Macron ratisse à droite en voulant sanctionner les familles, la gauche dénonce


Crédit Denis Charlet / AFP
Paris, France | AFP | mardi 04/07/2023 - Face aux émeutes qui ont embrasé la France, Emmanuel Macron envisage de "sanctionner financièrement" les familles, "une sorte de tarif minimum dès la première connerie" commise par leur enfant, reprenant ainsi une proposition récurrente à droite et qui indigne à gauche.

"Il faudrait qu'à la première infraction, on arrive à sanctionner financièrement et facilement les familles, une sorte de tarif minimum dès la première connerie", a glissé le chef de l'Etat à des policiers auxquels il a rendu visite dans la nuit de lundi à mardi.

Déjà vendredi, en plein cœur des nuits de violences en réaction à la mort mardi à Nanterre de Nahel 17 ans, tué par un policier, il en avait appelé à "la responsabilité des parents" pour "garder au domicile" les mineurs, qui composent une bonne partie des émeutiers.

"La République n'a pas vocation à se substituer à eux", avait-il insisté. Lundi soir, alors que les violences marquaient une accalmie, il a souhaité agir "au cas par cas" et "pas forcément" en passant par des suspensions d'allocations familiales.

La suspension des allocations familiales pour les parents de mineurs absentéistes scolaires, votée en 2010 sous Nicolas Sarkozy, à l'initiative de l'actuel président de LR Eric Ciotti, avait été abrogée sous François Hollande. 

Mardi, le député des Alpes-Maritimes a appelé à remettre au goût du jour sa loi, en annonçant qu'il la redéposerait sur le bureau de l'Assemblée nationale. "Chiche", a-t-il lancé au gouvernement, l'exhortant à faire examiner son texte avant le 14 juillet.

En visite au commissariat de Nanterre, le président du Rassemblement national Jordan Bardella a embrayé en demandant la suspension des prestations sociales "aux parents de mineurs récidivistes".

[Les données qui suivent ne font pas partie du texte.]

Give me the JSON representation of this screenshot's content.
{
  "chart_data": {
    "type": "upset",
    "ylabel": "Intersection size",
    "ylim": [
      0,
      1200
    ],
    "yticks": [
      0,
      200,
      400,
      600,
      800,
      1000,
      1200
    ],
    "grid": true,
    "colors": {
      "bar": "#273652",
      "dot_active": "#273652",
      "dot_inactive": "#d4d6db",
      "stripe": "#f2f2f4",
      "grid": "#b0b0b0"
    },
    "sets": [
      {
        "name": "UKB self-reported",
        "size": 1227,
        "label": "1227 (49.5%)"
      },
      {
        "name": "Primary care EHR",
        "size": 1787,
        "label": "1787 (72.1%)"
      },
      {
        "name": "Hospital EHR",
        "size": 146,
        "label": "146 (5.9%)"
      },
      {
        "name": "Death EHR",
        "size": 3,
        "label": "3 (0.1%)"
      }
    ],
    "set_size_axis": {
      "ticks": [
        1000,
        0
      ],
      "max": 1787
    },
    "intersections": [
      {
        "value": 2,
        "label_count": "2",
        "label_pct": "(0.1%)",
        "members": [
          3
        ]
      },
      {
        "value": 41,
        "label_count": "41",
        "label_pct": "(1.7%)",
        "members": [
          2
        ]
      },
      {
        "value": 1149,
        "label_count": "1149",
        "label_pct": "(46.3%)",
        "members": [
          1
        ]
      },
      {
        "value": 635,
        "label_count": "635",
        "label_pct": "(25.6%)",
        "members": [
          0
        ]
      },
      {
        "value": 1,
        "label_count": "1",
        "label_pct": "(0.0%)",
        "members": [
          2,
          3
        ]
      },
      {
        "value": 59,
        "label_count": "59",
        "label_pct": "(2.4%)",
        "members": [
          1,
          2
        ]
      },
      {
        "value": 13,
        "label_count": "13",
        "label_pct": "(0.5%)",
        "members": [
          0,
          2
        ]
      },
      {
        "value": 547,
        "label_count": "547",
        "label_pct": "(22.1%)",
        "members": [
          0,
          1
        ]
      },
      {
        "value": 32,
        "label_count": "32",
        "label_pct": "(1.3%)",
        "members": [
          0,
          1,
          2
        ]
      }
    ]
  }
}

Quelques collectivités, dont la ville de Valence dirigée par Nicolas Daragon (LR), ont adopté des sanctions financières contre les familles de mineurs faisant l'objet d'un "rappel à l'ordre ou d'une condamnation pour trouble à l'ordre public", les privant d'aides sociales.

Dans une circulaire adressée vendredi aux parquets, le ministre de la Justice Eric Dupond-Moretti rappelle que "chaque fois que des parents seront en capacité d'exercer leur autorité parentale et qu'ils ne le feront pas, il y a une responsabilité pénale (qu'il) souhaite mettre en œuvre". Les peines encourues: deux ans de prison, 30.000 euros d'amende.

"idées simplistes"

"Une sanction immédiate chaque fois qu'il y a un dérapage ? La réponse est oui", a abondé sur LCI le président du Modem François Bayrou, proche d'Emmanuel Macron, pour qui "évidemment, lorsqu'il s'agit de jeunes enfants, la sanction s'adresse aux familles". 

Mais il s'est inquiété d'une réponse unique consistant à "priver (les mères) d'une partie des revenus minimum". 

"Des jeunes qui sortent du droit chemin il y en a dans tous les milieux", a insisté mardi la députée socialiste Christine Pires Beaune. "Le gouvernement pointe du doigt d'autres responsables mais ne s'interroge pas sur ses propres responsabilités", a aussi estimé le communiste Pierre Dharréville.

La députée écologiste de Nanterre, Sabrina Sebaihi, a dénoncé un "discours uniquement répressif et sécuritaire du gouvernement". 

"Nous faisons très attention à ces idées simplistes" sur une sanction des parents, a déclaré le président des députés Liot (groupe indépendant) Bertrand Pancher. Il a appelé comme d'autres à remettre sur le métier le plan Borloo sur les banlieues, enterré par Emmanuel Macron en 2018.

Interrogé sur France 2, Ali Rabeh (Génération.s), le maire de Trappes (Yvelines), a reproché à M. Macron un discours "cynique". Il a rappelé que la population des quartiers était très largement composée de "familles monoparentales: une maman qui travaille en horaires décalés chez Carrefour et qui n'est pas là au moment où son enfant sort du collège et traîne dans la rue, elle est toute seule à bosser pour essayer de remplir le frigo". 

Les policiers rencontrés par M. Macron lundi n'ont pas non plus encouragé cette idée d'en appeler aux parents. "Mais les gamins, ils écoutent qui alors ?", a-t-il demandé dans l'échange relaté dans le Journal Le Parisien. "Les dealers, Monsieur le président, c'est d'ailleurs eux qui commencent à leur demander de se calmer depuis deux jours, parce que tout ce bazar, c'est en train de donner du tort à leur business".